The enrollment snapshot released by CMS on Wednesday details sign-ups on HealthCare.gov, the federal exchange that sells individidual plans in the 39 states that do not operate their own Obamacare marketplaces.
Not all state-based marketplaces have released their own tallies.
While the Covered California has not provided further updates, a leading seller of Obamacare coverage in the Los Angeles area, LA Care Health Plan, told CNBC on Wednesday its enrollment this sign-up season is 40 percent higher than last season.

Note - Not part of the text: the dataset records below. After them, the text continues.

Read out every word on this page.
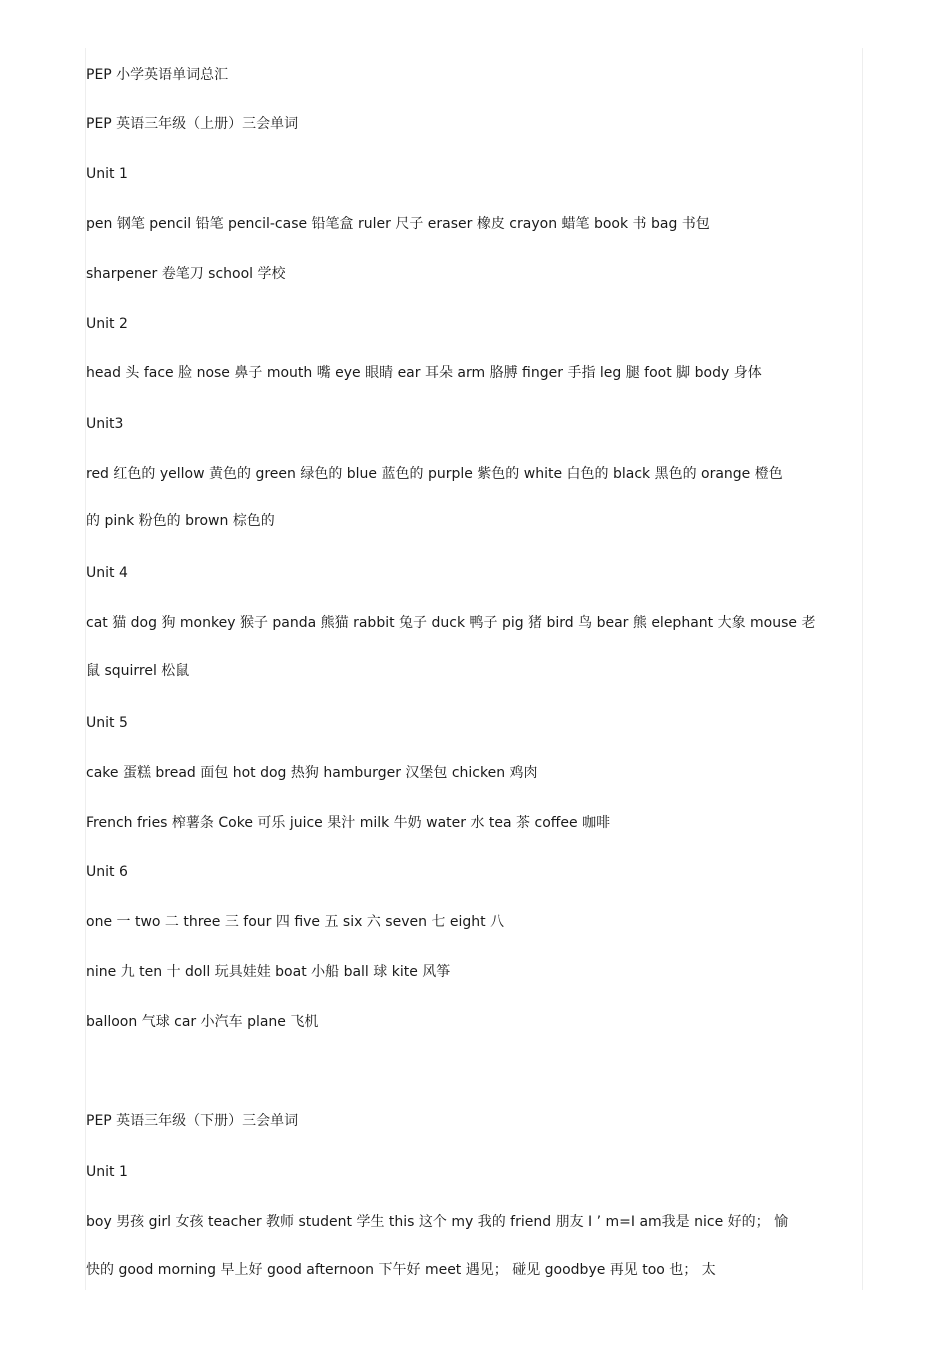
PEP 小学英语单词总汇
PEP 英语三年级（上册）三会单词
Unit 1
pen 钢笔 pencil 铅笔 pencil-case 铅笔盒 ruler 尺子 eraser 橡皮 crayon 蜡笔 book 书 bag 书包
sharpener 卷笔刀 school 学校
Unit 2
head 头 face 脸 nose 鼻子 mouth 嘴 eye 眼睛 ear 耳朵 arm 胳膊 finger 手指 leg 腿 foot 脚 body 身体
Unit3
red 红色的 yellow 黄色的 green 绿色的 blue 蓝色的 purple 紫色的 white 白色的 black 黑色的 orange 橙色
的 pink 粉色的 brown 棕色的
Unit 4
cat 猫 dog 狗 monkey 猴子 panda 熊猫 rabbit 兔子 duck 鸭子 pig 猪 bird 鸟 bear 熊 elephant 大象 mouse 老
鼠 squirrel 松鼠
Unit 5
cake 蛋糕 bread 面包 hot dog 热狗 hamburger 汉堡包 chicken 鸡肉
French fries 榨薯条 Coke 可乐 juice 果汁 milk 牛奶 water 水 tea 茶 coffee 咖啡
Unit 6
one 一 two 二 three 三 four 四 five 五 six 六 seven 七 eight 八
nine 九 ten 十 doll 玩具娃娃 boat 小船 ball 球 kite 风筝
balloon 气球 car 小汽车 plane 飞机
PEP 英语三年级（下册）三会单词
Unit 1
boy 男孩 girl 女孩 teacher 教师 student 学生 this 这个 my 我的 friend 朋友 I ’ m=I am我是 nice 好的； 愉
快的 good morning 早上好 good afternoon 下午好 meet 遇见； 碰见 goodbye 再见 too 也； 太
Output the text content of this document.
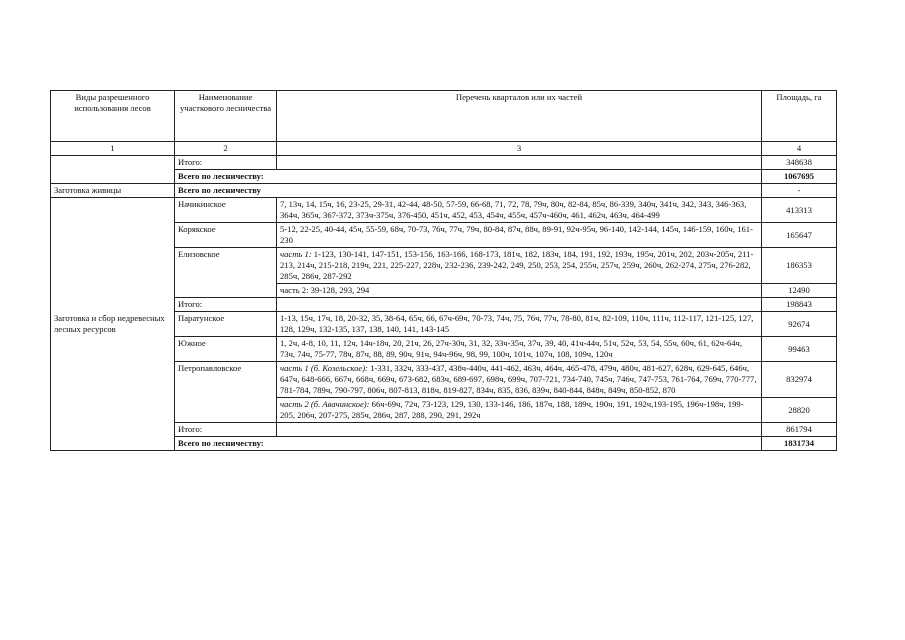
Виды разрешенного использования лесов	Наименование участкового лесничества	Перечень кварталов или их частей	Площадь, га
1	2	3	4
	Итого:		348638
	Всего по лесничеству:		1067695
Заготовка живицы	Всего по лесничеству		-
Заготовка и сбор недревесных лесных ресурсов	Начикинское	7, 13ч, 14, 15ч, 16, 23-25, 29-31, 42-44, 48-50, 57-59, 66-68, 71, 72, 78, 79ч, 80ч, 82-84, 85ч, 86-339, 340ч, 341ч, 342, 343, 346-363, 364ч, 365ч, 367-372, 373ч-375ч, 376-450, 451ч, 452, 453, 454ч, 455ч, 457ч-460ч, 461, 462ч, 463ч, 464-499	413313
	Корякское	5-12, 22-25, 40-44, 45ч, 55-59, 68ч, 70-73, 76ч, 77ч, 79ч, 80-84, 87ч, 88ч, 89-91, 92ч-95ч, 96-140, 142-144, 145ч, 146-159, 160ч, 161-230	165647
	Елизовское	часть 1: 1-123, 130-141, 147-151, 153-156, 163-166, 168-173, 181ч, 182, 183ч, 184, 191, 192, 193ч, 195ч, 201ч, 202, 203ч-205ч, 211-213, 214ч, 215-218, 219ч, 221, 225-227, 228ч, 232-236, 239-242, 249, 250, 253, 254, 255ч, 257ч, 259ч, 260ч, 262-274, 275ч, 276-282, 285ч, 286ч, 287-292	186353
		часть 2: 39-128, 293, 294	12490
	Итого:		198843
	Паратунское	1-13, 15ч, 17ч, 18, 20-32, 35, 38-64, 65ч, 66, 67ч-69ч, 70-73, 74ч, 75, 76ч, 77ч, 78-80, 81ч, 82-109, 110ч, 111ч, 112-117, 121-125, 127, 128, 129ч, 132-135, 137, 138, 140, 141, 143-145	92674
	Южное	1, 2ч, 4-8, 10, 11, 12ч, 14ч-18ч, 20, 21ч, 26, 27ч-30ч, 31, 32, 33ч-35ч, 37ч, 39, 40, 41ч-44ч, 51ч, 52ч, 53, 54, 55ч, 60ч, 61, 62ч-64ч, 73ч, 74ч, 75-77, 78ч, 87ч, 88, 89, 90ч, 91ч, 94ч-96ч, 98, 99, 100ч, 101ч, 107ч, 108, 109ч, 120ч	99463
	Петропавловское	часть 1 (б. Козельское): 1-331, 332ч, 333-437, 438ч-440ч, 441-462, 463ч, 464ч, 465-478, 479ч, 480ч, 481-627, 628ч, 629-645, 646ч, 647ч, 648-666, 667ч, 668ч, 669ч, 673-682, 683ч, 689-697, 698ч, 699ч, 707-721, 734-740, 745ч, 746ч, 747-753, 761-764, 769ч, 770-777, 781-784, 789ч, 790-797, 806ч, 807-813, 818ч, 819-827, 834ч, 835, 836, 839ч, 840-844, 848ч, 849ч, 850-852, 870	832974
		часть 2 (б. Авачинское): 66ч-69ч, 72ч, 73-123, 129, 130, 133-146, 186, 187ч, 188, 189ч, 190ч, 191, 192ч,193-195, 196ч-198ч, 199-205, 206ч, 207-275, 285ч, 286ч, 287, 288, 290, 291, 292ч	28820
	Итого:		861794
	Всего по лесничеству:		1831734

About 7,000 of those customers are new enrollees, with roughly 3,500 existing customers, according to the company.
Maryland said its enrollment pace was double last year's in the first week; Washington state reported 53 percent higher enrollment in the first eight days; and Rhode Island saw five times the number of enrollees in the first week from last year.
CMS said 876,788 people selected an insurance plan on HealthCare.gov from Nov. 5 through last Saturday.
Of those people, 208,397 were new customers, and 668,391 were returning customers.
Cumulatively, 345,719 new customers have selected plans on HealthCare.gov since enrollment began Nov. 1.
And 1,232,531 customers have renewed coverage on that exchange.
The number of consumers on applications for coverage submitted to HealthCare.gov was 2.92 million in the first two weeks, or about 42 percent higher than the number of consumers on applications during the first two weeks of last year's enrollment period.
The number of unique users on the federal website was 5.8 million in the first two weeks of this season, or 28 percent higher than the number of users last year.
Open enrollment on HealthCare.gov ends Dec. 15. The sign-up season is longer, and ends on various days, on most state-run exchanges.
People who do not have insurance coverage during 2018 are subject to a tax penalty that is the higher of $695 per adult or 2.5 percent of household income.
However, many uninsured people can avoid the penalty if they qualify for a wide range of exemptions.